Q: How long has embedded finance been around for? What do the next 5 years look like for this sector?
Jessica: Many of us have seen or interacted with embedded finance products in some form or another, such as airline branded credit cards, payment plans for high-priced items, car rental insurance, and 1-click check-out. In the past year or so, the pandemic helped to push and accelerate a lot more activities online.
Embedded finance has picked up pace in recent years and is projected to grow exponentially. Industry research suggests that embedded finance will grow tenfold in the next 5 years, from around $22B in revenue in 2020 to over $230B in 2025. This opens up new market opportunities for both traditional finance providers and non-traditional financial players as they continue to innovate and improve customer experiences, and work towards better financial products and services for both consumers and businesses.
Q: What would you say can be a disruptive force within the embedded finance and fintech sector in the next two years? Do you see any signs of disruption?
Jessica: One area I follow closely is the embedded lending sector, which I think is ripe for disruption from traditional players. For many years, the lending infrastructures have been fragmented, underinvested and overcomplicated, resulting in products and services that are unreliable, hard to use, and expensive. It was very difficult and almost impossible for non-traditional players to tap into this space, with too many components of the lending stack that were costly and inefficient to do in-house.
For the first time ever, there are toolkits and disruptive technologies like what we do at Onbo that help to remove these complexities. This gives companies an opportunity to offer embedded lending in a cost-effective and competitive manner that aligns with their overall business strategy.
As of today, this sector is not quite there yet, but there are some great innovations tackling this problem, and I’m hopeful to see much better options and growth trajectories over the next couple of years.
Q: With the current market conditions and potential downturn, how should companies navigate and adapt to this environment?
Jessica: The high-level goal remains to be sustainable growth and customer satisfaction, but companies will need to be more nimble and have more flexible strategies to adapt at times of turbulence. When macro environments change, there are always pros and cons for everyone. In the embedded lending sector, the increase in labor and lending costs with slowing revenue demand have imposed challenges.
Meanwhile, due to this, more people and businesses need access to capital, and credit has become an even more important tool to acquire customers and improve user experiences. From a credit and risk perspective, we always remind ourselves and our customers to be extra diligent about underwriting and risk management and also plan for extra liquidity in advance.

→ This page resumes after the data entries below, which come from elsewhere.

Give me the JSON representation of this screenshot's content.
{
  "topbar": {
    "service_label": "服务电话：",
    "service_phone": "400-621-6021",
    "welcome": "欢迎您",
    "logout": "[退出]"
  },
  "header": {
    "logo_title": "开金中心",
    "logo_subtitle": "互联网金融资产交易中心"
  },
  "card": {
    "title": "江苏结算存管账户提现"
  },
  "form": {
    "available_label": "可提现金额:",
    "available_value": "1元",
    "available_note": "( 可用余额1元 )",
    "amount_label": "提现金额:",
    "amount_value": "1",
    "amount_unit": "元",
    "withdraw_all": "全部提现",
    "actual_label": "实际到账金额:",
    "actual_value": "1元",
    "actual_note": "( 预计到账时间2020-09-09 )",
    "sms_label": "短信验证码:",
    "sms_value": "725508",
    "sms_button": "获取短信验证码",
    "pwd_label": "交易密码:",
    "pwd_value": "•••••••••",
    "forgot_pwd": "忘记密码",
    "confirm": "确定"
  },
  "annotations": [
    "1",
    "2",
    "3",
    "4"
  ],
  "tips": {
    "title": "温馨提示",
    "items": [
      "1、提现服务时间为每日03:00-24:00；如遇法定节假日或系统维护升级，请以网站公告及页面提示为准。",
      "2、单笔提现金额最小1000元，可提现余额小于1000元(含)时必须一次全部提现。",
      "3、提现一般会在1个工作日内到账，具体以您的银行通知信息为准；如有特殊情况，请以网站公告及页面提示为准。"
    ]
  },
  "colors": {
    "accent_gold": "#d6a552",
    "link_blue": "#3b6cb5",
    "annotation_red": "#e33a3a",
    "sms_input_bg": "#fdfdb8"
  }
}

For example, on the underwriting end, our suggestion is to start with a small batch, iterate when there are more data points on repayment status, and improve the risk model over time. Ultimately, it’s a fine balance between growth and risk.

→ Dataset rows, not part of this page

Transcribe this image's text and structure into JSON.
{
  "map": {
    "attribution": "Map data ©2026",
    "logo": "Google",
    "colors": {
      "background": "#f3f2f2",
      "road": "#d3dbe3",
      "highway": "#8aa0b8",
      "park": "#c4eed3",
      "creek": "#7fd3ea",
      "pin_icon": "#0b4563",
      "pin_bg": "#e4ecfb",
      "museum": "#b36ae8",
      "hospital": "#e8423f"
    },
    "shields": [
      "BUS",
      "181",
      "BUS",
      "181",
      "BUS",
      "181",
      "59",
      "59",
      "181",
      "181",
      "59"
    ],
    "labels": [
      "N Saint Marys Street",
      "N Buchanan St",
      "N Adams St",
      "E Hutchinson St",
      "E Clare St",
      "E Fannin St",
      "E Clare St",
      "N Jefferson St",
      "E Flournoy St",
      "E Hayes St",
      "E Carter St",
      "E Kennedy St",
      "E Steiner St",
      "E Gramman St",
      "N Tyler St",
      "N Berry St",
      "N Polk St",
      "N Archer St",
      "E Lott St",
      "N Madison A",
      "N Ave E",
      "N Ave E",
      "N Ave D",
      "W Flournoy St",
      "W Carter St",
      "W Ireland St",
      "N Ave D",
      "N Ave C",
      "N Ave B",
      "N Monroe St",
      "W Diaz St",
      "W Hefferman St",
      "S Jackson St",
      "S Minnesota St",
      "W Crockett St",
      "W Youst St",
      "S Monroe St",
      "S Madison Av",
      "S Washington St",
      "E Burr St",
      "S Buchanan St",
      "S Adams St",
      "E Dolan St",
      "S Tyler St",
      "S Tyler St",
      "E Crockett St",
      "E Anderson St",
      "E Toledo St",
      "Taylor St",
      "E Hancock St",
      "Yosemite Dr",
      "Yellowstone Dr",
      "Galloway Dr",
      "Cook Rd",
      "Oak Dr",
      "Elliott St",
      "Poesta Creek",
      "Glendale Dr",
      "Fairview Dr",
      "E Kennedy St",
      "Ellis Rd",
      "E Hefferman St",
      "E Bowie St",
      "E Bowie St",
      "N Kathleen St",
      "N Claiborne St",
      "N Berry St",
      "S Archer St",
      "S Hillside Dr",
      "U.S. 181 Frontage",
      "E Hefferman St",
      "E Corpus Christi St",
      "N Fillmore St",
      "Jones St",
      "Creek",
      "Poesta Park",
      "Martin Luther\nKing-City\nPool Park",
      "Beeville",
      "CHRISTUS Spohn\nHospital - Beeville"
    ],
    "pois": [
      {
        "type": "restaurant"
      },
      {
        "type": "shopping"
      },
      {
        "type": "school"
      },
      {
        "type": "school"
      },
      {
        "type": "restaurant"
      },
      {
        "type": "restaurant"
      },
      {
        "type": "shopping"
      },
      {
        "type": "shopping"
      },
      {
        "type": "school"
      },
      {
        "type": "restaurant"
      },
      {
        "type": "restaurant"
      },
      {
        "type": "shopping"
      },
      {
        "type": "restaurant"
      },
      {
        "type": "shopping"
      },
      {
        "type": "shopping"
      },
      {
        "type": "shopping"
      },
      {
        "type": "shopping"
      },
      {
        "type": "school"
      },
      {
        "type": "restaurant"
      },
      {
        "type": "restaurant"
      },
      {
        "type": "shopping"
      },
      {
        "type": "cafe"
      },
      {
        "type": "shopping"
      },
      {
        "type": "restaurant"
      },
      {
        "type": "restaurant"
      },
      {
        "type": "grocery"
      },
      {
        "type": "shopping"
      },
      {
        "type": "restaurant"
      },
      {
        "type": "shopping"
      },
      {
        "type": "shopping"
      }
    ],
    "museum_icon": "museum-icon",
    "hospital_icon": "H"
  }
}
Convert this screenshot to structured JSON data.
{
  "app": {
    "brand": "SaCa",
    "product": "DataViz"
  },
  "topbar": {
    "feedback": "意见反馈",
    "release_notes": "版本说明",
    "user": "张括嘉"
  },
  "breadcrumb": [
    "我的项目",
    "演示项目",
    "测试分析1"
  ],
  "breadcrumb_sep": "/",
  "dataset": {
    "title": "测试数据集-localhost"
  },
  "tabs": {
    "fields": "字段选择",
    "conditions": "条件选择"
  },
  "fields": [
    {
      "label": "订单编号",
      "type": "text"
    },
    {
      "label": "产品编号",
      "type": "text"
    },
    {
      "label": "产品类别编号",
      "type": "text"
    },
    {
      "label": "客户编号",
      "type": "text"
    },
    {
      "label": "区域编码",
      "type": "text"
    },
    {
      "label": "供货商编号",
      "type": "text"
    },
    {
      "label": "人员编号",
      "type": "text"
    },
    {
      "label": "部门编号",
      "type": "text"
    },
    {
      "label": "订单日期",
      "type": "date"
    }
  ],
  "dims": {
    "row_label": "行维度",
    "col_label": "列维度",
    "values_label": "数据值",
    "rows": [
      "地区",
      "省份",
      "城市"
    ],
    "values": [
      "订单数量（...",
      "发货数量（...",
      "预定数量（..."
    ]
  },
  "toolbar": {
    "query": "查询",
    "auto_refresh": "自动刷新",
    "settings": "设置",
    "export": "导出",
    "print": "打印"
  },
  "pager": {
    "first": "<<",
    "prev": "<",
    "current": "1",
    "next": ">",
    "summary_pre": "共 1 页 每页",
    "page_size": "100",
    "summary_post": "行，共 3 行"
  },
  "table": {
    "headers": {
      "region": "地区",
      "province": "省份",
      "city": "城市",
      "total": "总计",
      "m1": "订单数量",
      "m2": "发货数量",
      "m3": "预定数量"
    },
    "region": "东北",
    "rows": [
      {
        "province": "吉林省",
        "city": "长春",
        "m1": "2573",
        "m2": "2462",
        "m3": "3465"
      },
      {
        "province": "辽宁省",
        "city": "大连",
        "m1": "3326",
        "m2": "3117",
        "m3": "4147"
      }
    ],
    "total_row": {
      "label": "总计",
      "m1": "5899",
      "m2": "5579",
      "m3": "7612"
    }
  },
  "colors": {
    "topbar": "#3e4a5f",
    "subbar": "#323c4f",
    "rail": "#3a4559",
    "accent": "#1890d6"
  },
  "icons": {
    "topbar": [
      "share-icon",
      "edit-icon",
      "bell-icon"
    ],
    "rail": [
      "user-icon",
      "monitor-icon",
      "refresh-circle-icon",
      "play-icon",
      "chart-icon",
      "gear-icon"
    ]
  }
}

Q: What’s a top piece of wisdom you’d share with other leaders and entrepreneurs in the fintech industry?
Jessica: It’s always very important to look ahead and plan for the long term. Fintech is a very fast-moving industry, and sometimes it can be easy to lose focus or priorities. Ensure that your team is ready to adapt to market volatility and changes in the competitive landscape. Be very careful with short-term hyper-growth that may come at high costs of long-term business sustainability. At the end of day, building successful companies is a marathon, not a sprint.